Das gleichmäßige Einstampfen von Würfeln aus reinem Zement bereitet gewisse Schwierigkeiten, da eine gleichmäßige Dichte in allen Schichten des Würfels nur schwer zu erreichen ist. Wenn gleichmäßige Versuchsergebnisse erzielt werden sollen, müssen für das Einformen dieser Körper besondere Vorschriften erlassen werden.

Bei einer Handmischung mit der Kelle wird mit 150 Schlägen des 2-kg-Hammers die größte Dichte und höchste Festigkeit der Zug- und Druckproben erreicht. Eine verringerte Schlaggeschwindigkeit kann die Zugfestigkeit schnell- und mittelschnell bindender Zemente verringern und deren Druckfestigkeit erhöhen. Daher wird die Einhaltung einer mittleren Schlaggeschwindigkeit von 50 Schlägen pro Minute empfohlen.

Zug- und Druckproben müssen für möglichst gleichmäßige und zuverlässige Festigkeitswerte sorgfältig abgestrichen und auf der Oberfläche geglättet werden. Einfaches Abschneiden ohne anschließendes Glätten verringert die Festigkeit und die Gleichmäßigkeit der Proben.

Die Zugproben dürfen nicht länger als eine halbe Stunde, Druckproben müssen dagegen 24 Stunden in der Form belassen werden, wenn die Festigkeitsergebnisse nicht verfälscht werden sollen. Die Proben müssen zudem unter völlig gleichbleibenden Bedingungen aufbewahrt werden.

Langsam bindende Zemente müssen während des Abbindens vor starken, dauerhaften Erschütterungen geschützt werden, da solche Erschütterungen den Erhärtungsprozess stören; dieser störende Einfluss scheint mit zunehmendem Alter der Proben sogar noch zuzunehmen.
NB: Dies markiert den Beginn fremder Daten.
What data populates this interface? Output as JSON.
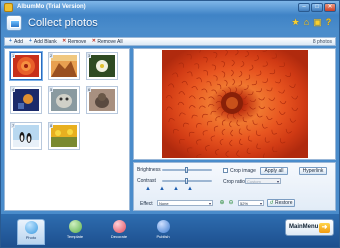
{
  "window": {
    "title": "AlbumMo (Trial Version)",
    "controls": {
      "minimize": "–",
      "maximize": "□",
      "close": "✕"
    }
  },
  "header": {
    "title": "Collect photos",
    "icons": [
      "star-icon",
      "home-icon",
      "lock-icon",
      "help-icon"
    ]
  },
  "toolbar": {
    "add_label": "Add",
    "add_blank_label": "Add Blank",
    "remove_label": "Remove",
    "remove_all_label": "Remove All",
    "count": "8 photos"
  },
  "thumbnails": [
    {
      "num": "1",
      "selected": true,
      "colors": [
        "#d8401c",
        "#f07a2a"
      ]
    },
    {
      "num": "2",
      "selected": false,
      "colors": [
        "#c87030",
        "#e8b060"
      ]
    },
    {
      "num": "3",
      "selected": false,
      "colors": [
        "#3a5a2a",
        "#e8e8d0"
      ]
    },
    {
      "num": "4",
      "selected": false,
      "colors": [
        "#1a3a80",
        "#e0a040"
      ]
    },
    {
      "num": "5",
      "selected": false,
      "colors": [
        "#5a6a70",
        "#c8c8c0"
      ]
    },
    {
      "num": "6",
      "selected": false,
      "colors": [
        "#5a4a40",
        "#c0a890"
      ]
    },
    {
      "num": "7",
      "selected": false,
      "colors": [
        "#a0c8e8",
        "#202020"
      ]
    },
    {
      "num": "8",
      "selected": false,
      "colors": [
        "#e0a020",
        "#7a8a30"
      ]
    }
  ],
  "controls": {
    "brightness_label": "Brightness",
    "contrast_label": "Contrast",
    "crop_image_label": "Crop image",
    "crop_ratio_label": "Crop ratio",
    "crop_ratio_value": "Custom",
    "apply_all_label": "Apply all",
    "hyperlink_label": "Hyperlink",
    "effect_label": "Effect",
    "effect_value": "None",
    "zoom_value": "52%",
    "restore_label": "Restore"
  },
  "bottom_nav": {
    "items": [
      {
        "label": "Photo",
        "active": true,
        "color": "#3a9ae0"
      },
      {
        "label": "Template",
        "active": false,
        "color": "#5ab04a"
      },
      {
        "label": "Decorate",
        "active": false,
        "color": "#e04a5a"
      },
      {
        "label": "Publish",
        "active": false,
        "color": "#3a7ad0"
      }
    ],
    "main_menu_label": "MainMenu"
  },
  "colors": {
    "accent": "#3f83c6",
    "flower_outer": "#d8401c",
    "flower_inner": "#f5a050"
  }
}
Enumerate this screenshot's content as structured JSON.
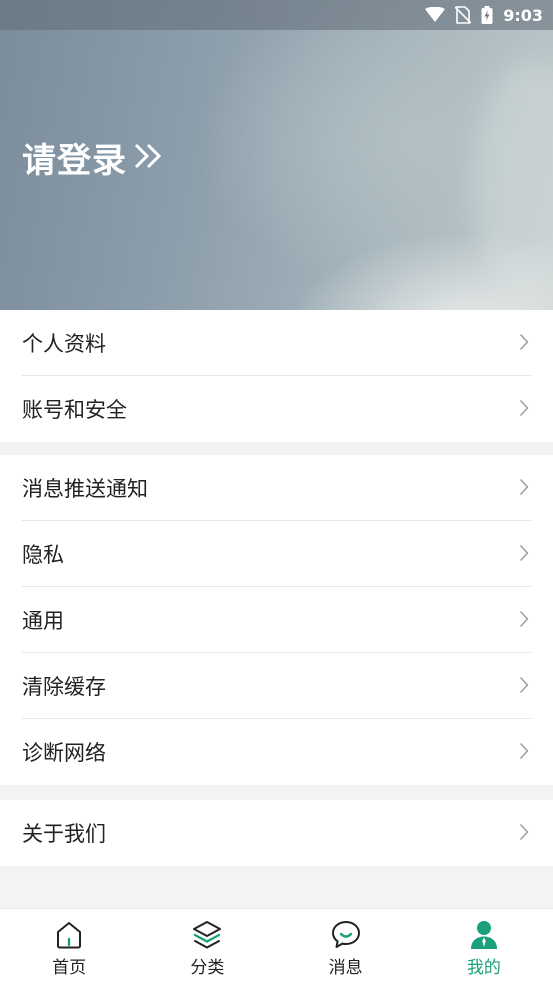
{
  "status_bar": {
    "time": "9:03"
  },
  "header": {
    "login_label": "请登录"
  },
  "groups": [
    {
      "items": [
        {
          "label": "个人资料"
        },
        {
          "label": "账号和安全"
        }
      ]
    },
    {
      "items": [
        {
          "label": "消息推送通知"
        },
        {
          "label": "隐私"
        },
        {
          "label": "通用"
        },
        {
          "label": "清除缓存"
        },
        {
          "label": "诊断网络"
        }
      ]
    },
    {
      "items": [
        {
          "label": "关于我们"
        }
      ]
    }
  ],
  "bottom_nav": {
    "tabs": [
      {
        "label": "首页",
        "icon": "home-icon"
      },
      {
        "label": "分类",
        "icon": "layers-icon"
      },
      {
        "label": "消息",
        "icon": "chat-bubble-icon"
      },
      {
        "label": "我的",
        "icon": "person-icon",
        "active": true
      }
    ]
  },
  "colors": {
    "accent": "#1aa07a",
    "text": "#222222",
    "separator": "#f3f3f3"
  }
}
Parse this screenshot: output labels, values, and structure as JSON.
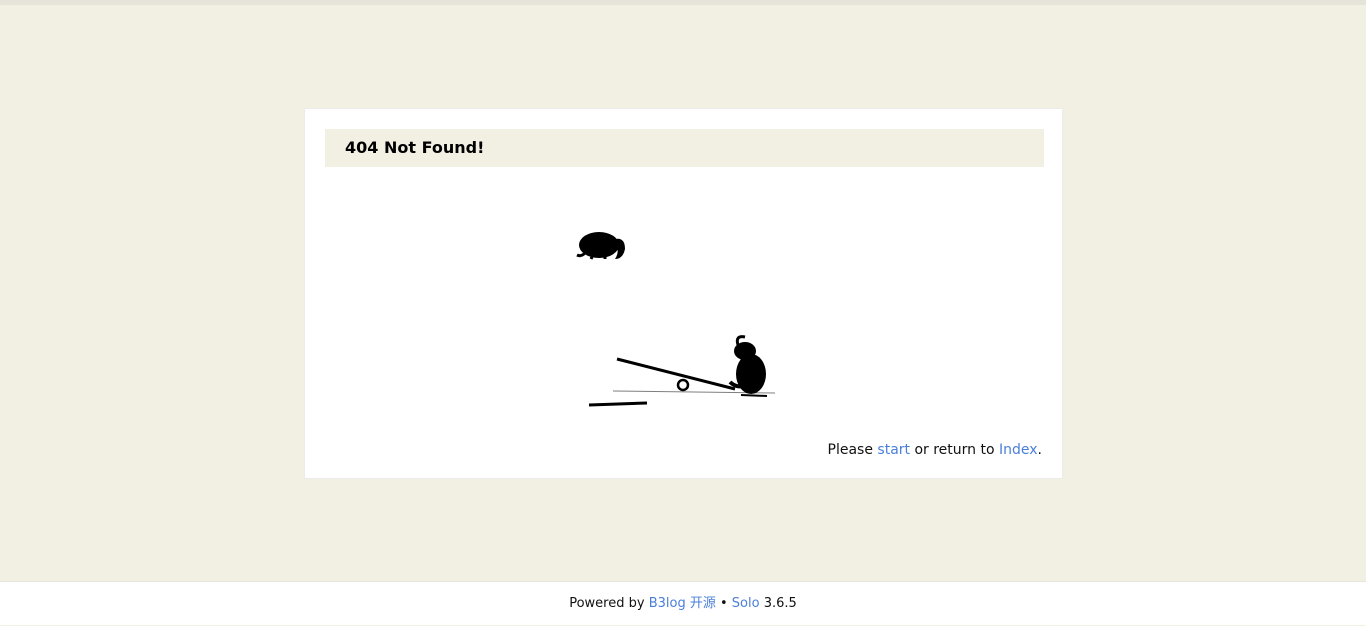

Frisch geformte Proben sind sorgfältig vor Luftzug und Austrocknung zu schützen.

Bei vergleichenden Prüfungen von Portlandzementen ist eine möglichst konstante Temperatur des Erhärtungswassers einzuhalten. Die Festigkeiten fallen in wärmerem Erhärtungswasser höher aus als in kälterem. Das Ausmaß dieses Einflusses scheint sich je nach den Zementeigenschaften zu verändern und mit höherer Normfestigkeit des Zements zuzunehmen. Der Temperatureinfluss wirkt sich nahezu gleichermaßen auf die Zug- wie auf die Druckfestigkeit aus.

Zementprüfapparate für Zug- und Druckfestigkeit baut unter anderem Oskar A. Richter in Dresden, Güterbahnhofstraße 8. Ebenso liefert das chemische Laboratorium von Prof. Dr. H. Seger & E. Cramer in Berlin NW 5, Kruppstraße 6, Prüfapparate für Zement.

Footnotes

  1. (Vgl. Tormin, Zement und Kalk, 3. Auflage, Leipzig 1892, Verlag von Bernh. Friedr. Voigt, S. 115 bis 126 und Böhmer und Neumann, Kalk, Gips, Zement, 5. Auflage, Leipzig 1886, Verlag von Bernh. Friedr. Voigt, S. 229 bis 232).